To support that judgment, Roland went through each of eleven charges, finding that Eastman had dishonestly advised Mike Pence he could reject the electoral certifications, attempted to mislead two courts, and made public comments he knew or should have known to be false.

Roland did not find that the OCTC had proven that Eastman was responsible for the violence at the Capitol, actions that would be key to an obstruction charge under 18 USC 1512(c)(2) — though the Bar would not yet have access to much of the evidence that Jack Smith may one day present.

But Roland did find that the OCTC had proven that Eastman and Donald Trump conspired to disrupt the electoral count under 18 USC 371, parallel to count one of Trump’s indictment.

By contrast, OCTC has shown that Eastman conspired with President Trump to obstruct a
lawful function of the government of the United States; specifically, by conspiring to disrupt the
electoral count on January 6, 2021, in violation of 18 U.S.C. § 371. To prove a violation of
18 U.S.C. § 371, it must be established that: (1) at least two people entered into an agreement to
obstruct a lawful function of the government; (2) by deceitful or dishonest means; and (3) there
was at least one overt act in furtherance of the conspiracy. (See United States v. Meredith
(9th Cir. 2012) 685 F.3d 814, 822.) “An agreement to commit a crime ‘can be explicit or tacit,
and can be proved by direct or circumstantial evidence, including inferences from circumstantial
evidence.’” (United States v. Kaplan (9th Cir. 2016) 836 F.3d 1199, 1212.)

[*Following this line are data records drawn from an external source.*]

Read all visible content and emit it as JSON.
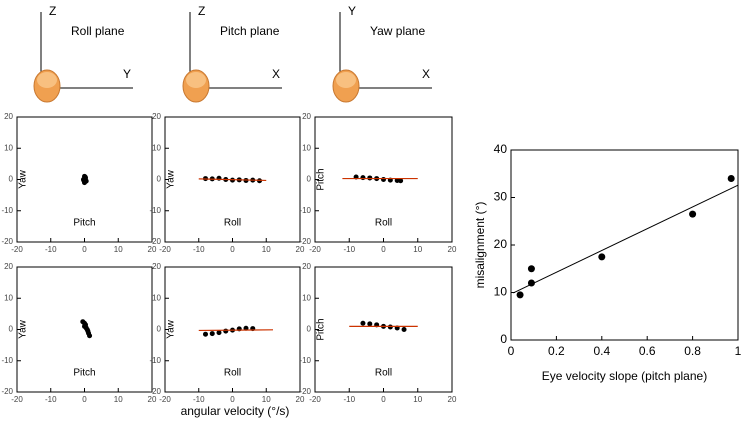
{
  "diagrams": [
    {
      "plane": "Roll plane",
      "vertical": "Z",
      "horizontal": "Y"
    },
    {
      "plane": "Pitch plane",
      "vertical": "Z",
      "horizontal": "X"
    },
    {
      "plane": "Yaw plane",
      "vertical": "Y",
      "horizontal": "X"
    }
  ],
  "shared_x_label": "angular velocity (°/s)",
  "chart_data": [
    {
      "type": "scatter",
      "x_label": "Pitch",
      "y_label": "Yaw",
      "xlim": [
        -20,
        20
      ],
      "ylim": [
        -20,
        20
      ],
      "xticks": [
        -20,
        -10,
        0,
        10,
        20
      ],
      "yticks": [
        -20,
        -10,
        0,
        10,
        20
      ],
      "series": [
        {
          "color": "#000000",
          "mode": "points",
          "x": [
            0,
            0.3,
            -0.3,
            0.5,
            0,
            0.2,
            -0.2
          ],
          "values": [
            1,
            0.5,
            0,
            -0.5,
            -1,
            0.8,
            -0.3
          ]
        }
      ]
    },
    {
      "type": "scatter",
      "x_label": "Roll",
      "y_label": "Yaw",
      "xlim": [
        -20,
        20
      ],
      "ylim": [
        -20,
        20
      ],
      "xticks": [
        -20,
        -10,
        0,
        10,
        20
      ],
      "yticks": [
        -20,
        -10,
        0,
        10,
        20
      ],
      "series": [
        {
          "color": "#000000",
          "mode": "points",
          "x": [
            -8,
            -6,
            -4,
            -2,
            0,
            2,
            4,
            6,
            8
          ],
          "values": [
            0.3,
            0.2,
            0.4,
            0,
            -0.2,
            -0.1,
            -0.3,
            -0.2,
            -0.4
          ]
        },
        {
          "color": "#cc3300",
          "mode": "line",
          "x": [
            -10,
            10
          ],
          "values": [
            0.2,
            -0.3
          ]
        }
      ]
    },
    {
      "type": "scatter",
      "x_label": "Roll",
      "y_label": "Pitch",
      "xlim": [
        -20,
        20
      ],
      "ylim": [
        -20,
        20
      ],
      "xticks": [
        -20,
        -10,
        0,
        10,
        20
      ],
      "yticks": [
        -20,
        -10,
        0,
        10,
        20
      ],
      "series": [
        {
          "color": "#000000",
          "mode": "points",
          "x": [
            -8,
            -6,
            -4,
            -2,
            0,
            2,
            4,
            5
          ],
          "values": [
            0.8,
            0.6,
            0.5,
            0.3,
            0,
            -0.2,
            -0.3,
            -0.4
          ]
        },
        {
          "color": "#cc3300",
          "mode": "line",
          "x": [
            -12,
            10
          ],
          "values": [
            0.3,
            0.3
          ]
        }
      ]
    },
    {
      "type": "scatter",
      "x_label": "Pitch",
      "y_label": "Yaw",
      "xlim": [
        -20,
        20
      ],
      "ylim": [
        -20,
        20
      ],
      "xticks": [
        -20,
        -10,
        0,
        10,
        20
      ],
      "yticks": [
        -20,
        -10,
        0,
        10,
        20
      ],
      "series": [
        {
          "color": "#000000",
          "mode": "points",
          "x": [
            -0.5,
            0,
            0.3,
            0,
            0.5,
            0.8,
            1,
            1.2,
            1.5
          ],
          "values": [
            2.5,
            2,
            1.5,
            1,
            0.5,
            0,
            -0.5,
            -1.2,
            -2
          ]
        }
      ]
    },
    {
      "type": "scatter",
      "x_label": "Roll",
      "y_label": "Yaw",
      "xlim": [
        -20,
        20
      ],
      "ylim": [
        -20,
        20
      ],
      "xticks": [
        -20,
        -10,
        0,
        10,
        20
      ],
      "yticks": [
        -20,
        -10,
        0,
        10,
        20
      ],
      "series": [
        {
          "color": "#000000",
          "mode": "points",
          "x": [
            -8,
            -6,
            -4,
            -2,
            0,
            2,
            4,
            6
          ],
          "values": [
            -1.5,
            -1.3,
            -1,
            -0.5,
            -0.2,
            0.2,
            0.4,
            0.3
          ]
        },
        {
          "color": "#cc3300",
          "mode": "line",
          "x": [
            -10,
            12
          ],
          "values": [
            -0.3,
            -0.1
          ]
        }
      ]
    },
    {
      "type": "scatter",
      "x_label": "Roll",
      "y_label": "Pitch",
      "xlim": [
        -20,
        20
      ],
      "ylim": [
        -20,
        20
      ],
      "xticks": [
        -20,
        -10,
        0,
        10,
        20
      ],
      "yticks": [
        -20,
        -10,
        0,
        10,
        20
      ],
      "series": [
        {
          "color": "#000000",
          "mode": "points",
          "x": [
            -6,
            -4,
            -2,
            0,
            2,
            4,
            6
          ],
          "values": [
            2,
            1.8,
            1.5,
            1,
            0.8,
            0.5,
            0
          ]
        },
        {
          "color": "#cc3300",
          "mode": "line",
          "x": [
            -10,
            10
          ],
          "values": [
            1,
            1
          ]
        }
      ]
    },
    {
      "type": "scatter",
      "x_label": "Eye velocity slope  (pitch plane)",
      "y_label": "misalignment (°)",
      "xlim": [
        0,
        1
      ],
      "ylim": [
        0,
        40
      ],
      "xticks": [
        0,
        0.2,
        0.4,
        0.6,
        0.8,
        1
      ],
      "yticks": [
        0,
        10,
        20,
        30,
        40
      ],
      "series": [
        {
          "color": "#000000",
          "mode": "points",
          "x": [
            0.04,
            0.09,
            0.09,
            0.4,
            0.8,
            0.97
          ],
          "values": [
            9.5,
            12,
            15,
            17.5,
            26.5,
            34
          ]
        },
        {
          "color": "#000000",
          "mode": "line",
          "x": [
            0.01,
            1
          ],
          "values": [
            9.9,
            32.6
          ]
        }
      ]
    }
  ]
}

The evidence clearly and convincingly proves that Eastman and President Trump entered
into an agreement to obstruct the Joint Session of Congress by unlawfully having Vice President
Pence reject or delay the counting of electoral votes on January 6, 2021.

[snip]

Upon consideration of the totality of the facts, the court finds weighty circumstantial
evidence demonstrating a collaborative effort between Eastman and President Trump to impede
the counting of elector votes on January 6, 2021, as articulated in Eastman’s memos.
(See United States v. Kaplan, supra, 836 F.3d at p. 1212 [an agreement to commit a crime “‘can
be explicit or tacit, and can be proved by direct or circumstantial evidence’”].) There is also
extensive direct evidence demonstrating that each party involved in this plan actively
participated in overt acts through in person meetings, communications with Vice President Pence and his counsel, and in public remarks to advance their shared objective—i.e., to have Vice
President Pence reject or delay the counting of electoral votes on January 6. Furthermore, the
court has previously determined, in the aforementioned counts, that Eastman’s actions were
carried out with deceit or dishonesty, as he was aware that his plan was unlawful and lacked any
factual or legal support. Here, all elements of 18 U.S.C. § 371 are established.
Based on this evidence, the court finds that OCTC has met its burden of showing by clear
and convincing evidence that Eastman violated section 6068, subdivision (a), by violating
18 U.S.C § 371 as charged in count one.

Eastman says he will appeal — in part, because he needs to work as a lawyer to pay lawyers to defend him in his Georgia prosecution.

As of now, however, he is provisionally stripped of his ability to practice as a lawyer.